Not for any punishment. There was no such thing here. No rations held, no pain threatened. Not like at the
White Pig, where Nolan had docked her pay if she stepped out of line or was overgenerous with a customer, or if he caught her leaving out nightly scraps for the half-feral urchins who had prowled the filthy streets of Innish.
She’d arrived here thinking it would be the same: people who took her money, who made it harder and harder to leave. She’d spent a year working at the White Pig due to Nolan’s increases in her rent, decreases in her pay, his cut of her meager tips, and knowledge that most women in Innish worked the streets, and his place, disgusting as it had been, was a far better alternative.
She’d told herself never again—until she’d arrived here. Until she’d dumped that gold on Hafiza’s desk and had been ready to do it all over, indebt and sell herself, just for a chance to learn.

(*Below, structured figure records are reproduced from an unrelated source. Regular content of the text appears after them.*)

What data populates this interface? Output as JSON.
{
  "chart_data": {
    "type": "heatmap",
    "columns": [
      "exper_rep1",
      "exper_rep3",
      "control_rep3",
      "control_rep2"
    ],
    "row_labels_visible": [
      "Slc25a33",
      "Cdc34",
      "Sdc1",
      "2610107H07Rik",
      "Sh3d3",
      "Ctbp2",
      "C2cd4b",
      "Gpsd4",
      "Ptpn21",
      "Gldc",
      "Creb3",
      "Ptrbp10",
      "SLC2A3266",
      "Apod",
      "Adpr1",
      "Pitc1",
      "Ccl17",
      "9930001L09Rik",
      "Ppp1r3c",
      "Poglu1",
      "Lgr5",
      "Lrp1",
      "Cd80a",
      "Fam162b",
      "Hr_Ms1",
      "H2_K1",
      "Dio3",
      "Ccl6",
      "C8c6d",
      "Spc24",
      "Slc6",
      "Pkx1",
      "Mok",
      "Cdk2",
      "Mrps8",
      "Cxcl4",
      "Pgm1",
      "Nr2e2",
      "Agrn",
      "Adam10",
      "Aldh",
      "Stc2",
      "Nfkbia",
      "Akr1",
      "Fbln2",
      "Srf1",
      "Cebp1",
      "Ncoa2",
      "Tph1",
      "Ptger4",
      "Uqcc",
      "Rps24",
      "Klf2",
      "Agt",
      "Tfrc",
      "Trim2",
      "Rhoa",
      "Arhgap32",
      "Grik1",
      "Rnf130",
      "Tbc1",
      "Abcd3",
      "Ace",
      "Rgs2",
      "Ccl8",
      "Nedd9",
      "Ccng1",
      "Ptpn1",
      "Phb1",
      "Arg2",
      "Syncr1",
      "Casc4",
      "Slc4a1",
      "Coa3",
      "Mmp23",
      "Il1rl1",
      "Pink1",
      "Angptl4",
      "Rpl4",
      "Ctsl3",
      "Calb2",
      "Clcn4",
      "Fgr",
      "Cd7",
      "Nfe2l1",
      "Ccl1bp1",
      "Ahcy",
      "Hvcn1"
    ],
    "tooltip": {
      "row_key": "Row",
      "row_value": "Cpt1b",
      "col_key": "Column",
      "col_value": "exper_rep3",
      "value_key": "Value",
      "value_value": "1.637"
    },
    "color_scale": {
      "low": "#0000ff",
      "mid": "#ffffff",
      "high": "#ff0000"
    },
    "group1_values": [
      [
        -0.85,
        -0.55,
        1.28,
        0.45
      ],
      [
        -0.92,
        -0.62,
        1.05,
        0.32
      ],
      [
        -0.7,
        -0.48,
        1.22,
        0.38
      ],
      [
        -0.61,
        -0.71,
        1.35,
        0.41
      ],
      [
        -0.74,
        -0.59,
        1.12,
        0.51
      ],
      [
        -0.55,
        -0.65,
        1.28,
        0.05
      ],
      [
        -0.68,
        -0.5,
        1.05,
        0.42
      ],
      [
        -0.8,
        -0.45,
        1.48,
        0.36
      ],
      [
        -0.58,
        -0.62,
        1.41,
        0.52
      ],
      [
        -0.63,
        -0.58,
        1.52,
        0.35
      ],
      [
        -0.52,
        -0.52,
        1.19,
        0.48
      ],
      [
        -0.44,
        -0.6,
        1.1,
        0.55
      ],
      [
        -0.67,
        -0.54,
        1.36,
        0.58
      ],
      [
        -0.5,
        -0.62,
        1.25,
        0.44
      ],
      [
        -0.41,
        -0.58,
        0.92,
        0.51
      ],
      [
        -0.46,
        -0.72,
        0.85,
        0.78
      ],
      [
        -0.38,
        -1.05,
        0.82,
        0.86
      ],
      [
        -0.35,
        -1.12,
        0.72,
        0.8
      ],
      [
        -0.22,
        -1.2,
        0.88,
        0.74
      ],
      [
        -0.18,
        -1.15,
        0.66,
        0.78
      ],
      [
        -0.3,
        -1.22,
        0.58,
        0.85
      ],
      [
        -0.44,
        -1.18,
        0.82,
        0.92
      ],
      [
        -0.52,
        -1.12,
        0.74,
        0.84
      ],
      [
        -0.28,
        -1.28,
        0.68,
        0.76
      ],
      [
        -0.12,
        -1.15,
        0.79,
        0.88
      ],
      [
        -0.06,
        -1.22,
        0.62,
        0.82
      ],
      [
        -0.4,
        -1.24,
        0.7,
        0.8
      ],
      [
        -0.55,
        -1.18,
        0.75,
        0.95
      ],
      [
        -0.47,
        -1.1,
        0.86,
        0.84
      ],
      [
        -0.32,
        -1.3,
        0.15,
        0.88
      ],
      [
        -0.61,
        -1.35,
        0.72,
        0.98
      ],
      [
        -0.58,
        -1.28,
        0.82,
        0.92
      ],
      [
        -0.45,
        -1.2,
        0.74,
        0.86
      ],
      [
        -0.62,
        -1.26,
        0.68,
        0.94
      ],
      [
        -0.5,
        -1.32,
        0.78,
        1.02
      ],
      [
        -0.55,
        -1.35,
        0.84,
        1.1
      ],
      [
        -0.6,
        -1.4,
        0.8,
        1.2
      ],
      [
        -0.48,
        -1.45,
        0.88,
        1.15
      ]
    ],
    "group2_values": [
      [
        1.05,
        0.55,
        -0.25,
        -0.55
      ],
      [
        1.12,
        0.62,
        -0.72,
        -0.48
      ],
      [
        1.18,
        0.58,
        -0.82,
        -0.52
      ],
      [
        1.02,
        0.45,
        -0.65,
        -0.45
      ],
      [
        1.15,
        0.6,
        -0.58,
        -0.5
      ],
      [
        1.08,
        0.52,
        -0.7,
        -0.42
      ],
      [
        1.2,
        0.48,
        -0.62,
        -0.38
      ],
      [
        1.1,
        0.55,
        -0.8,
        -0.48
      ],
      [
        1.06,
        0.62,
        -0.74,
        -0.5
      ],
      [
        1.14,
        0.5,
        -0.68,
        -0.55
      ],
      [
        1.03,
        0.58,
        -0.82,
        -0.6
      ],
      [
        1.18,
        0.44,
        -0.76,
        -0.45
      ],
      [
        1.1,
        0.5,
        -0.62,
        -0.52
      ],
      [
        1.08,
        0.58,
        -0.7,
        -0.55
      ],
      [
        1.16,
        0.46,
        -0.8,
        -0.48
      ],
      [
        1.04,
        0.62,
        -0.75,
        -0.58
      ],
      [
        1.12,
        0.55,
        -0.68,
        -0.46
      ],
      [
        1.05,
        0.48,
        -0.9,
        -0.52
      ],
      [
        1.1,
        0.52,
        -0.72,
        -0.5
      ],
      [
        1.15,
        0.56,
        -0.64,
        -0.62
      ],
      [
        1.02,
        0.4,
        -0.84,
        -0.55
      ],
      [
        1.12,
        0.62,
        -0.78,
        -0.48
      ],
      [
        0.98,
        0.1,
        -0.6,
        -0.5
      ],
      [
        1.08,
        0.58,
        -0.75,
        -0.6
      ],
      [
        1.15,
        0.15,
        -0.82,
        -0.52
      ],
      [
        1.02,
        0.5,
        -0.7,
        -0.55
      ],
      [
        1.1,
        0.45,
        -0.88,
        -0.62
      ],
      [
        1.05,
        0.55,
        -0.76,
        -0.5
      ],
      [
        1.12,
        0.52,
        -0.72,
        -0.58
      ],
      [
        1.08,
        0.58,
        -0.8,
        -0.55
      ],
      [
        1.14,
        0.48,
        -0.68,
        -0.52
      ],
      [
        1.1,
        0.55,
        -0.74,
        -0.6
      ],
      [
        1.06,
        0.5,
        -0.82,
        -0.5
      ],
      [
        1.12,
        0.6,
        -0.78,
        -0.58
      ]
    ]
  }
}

Hafiza did not even consider such things. Her work was in direct opposition to the people who did, the people like Nolan. Yrene still remembered the first time she’d heard Hafiza say in that thick, lovely accent of hers, nearly the same words that Yrene’s mother had told her, over and over: they did not charge, students or patients, for what Silba, Goddess of Healing, gifted them for free.
In a land of so many gods that Yrene was still struggling to keep them all straight, at least Silba remained the same.
Yet another clever thing the khaganate had done upon patching together the kingdoms and territories during their years of conquest: keep and adapt the gods of everyone. Including Silba, whose dominance over the healers had been established in these lands long ago. History was written by the victors, apparently. Or so Eretia, Yrene’s direct tutor, had once told her. Even the gods seemed no more immune to it than mere mortals.
But it didn’t stop Yrene from offering up a prayer to Silba and whatever gods might be listening as she said at last, “I am ready, yes.”
“To leave us.” Such simple words, offered with that neutral face—calm and patient. “Or have you considered the other option I presented to you?”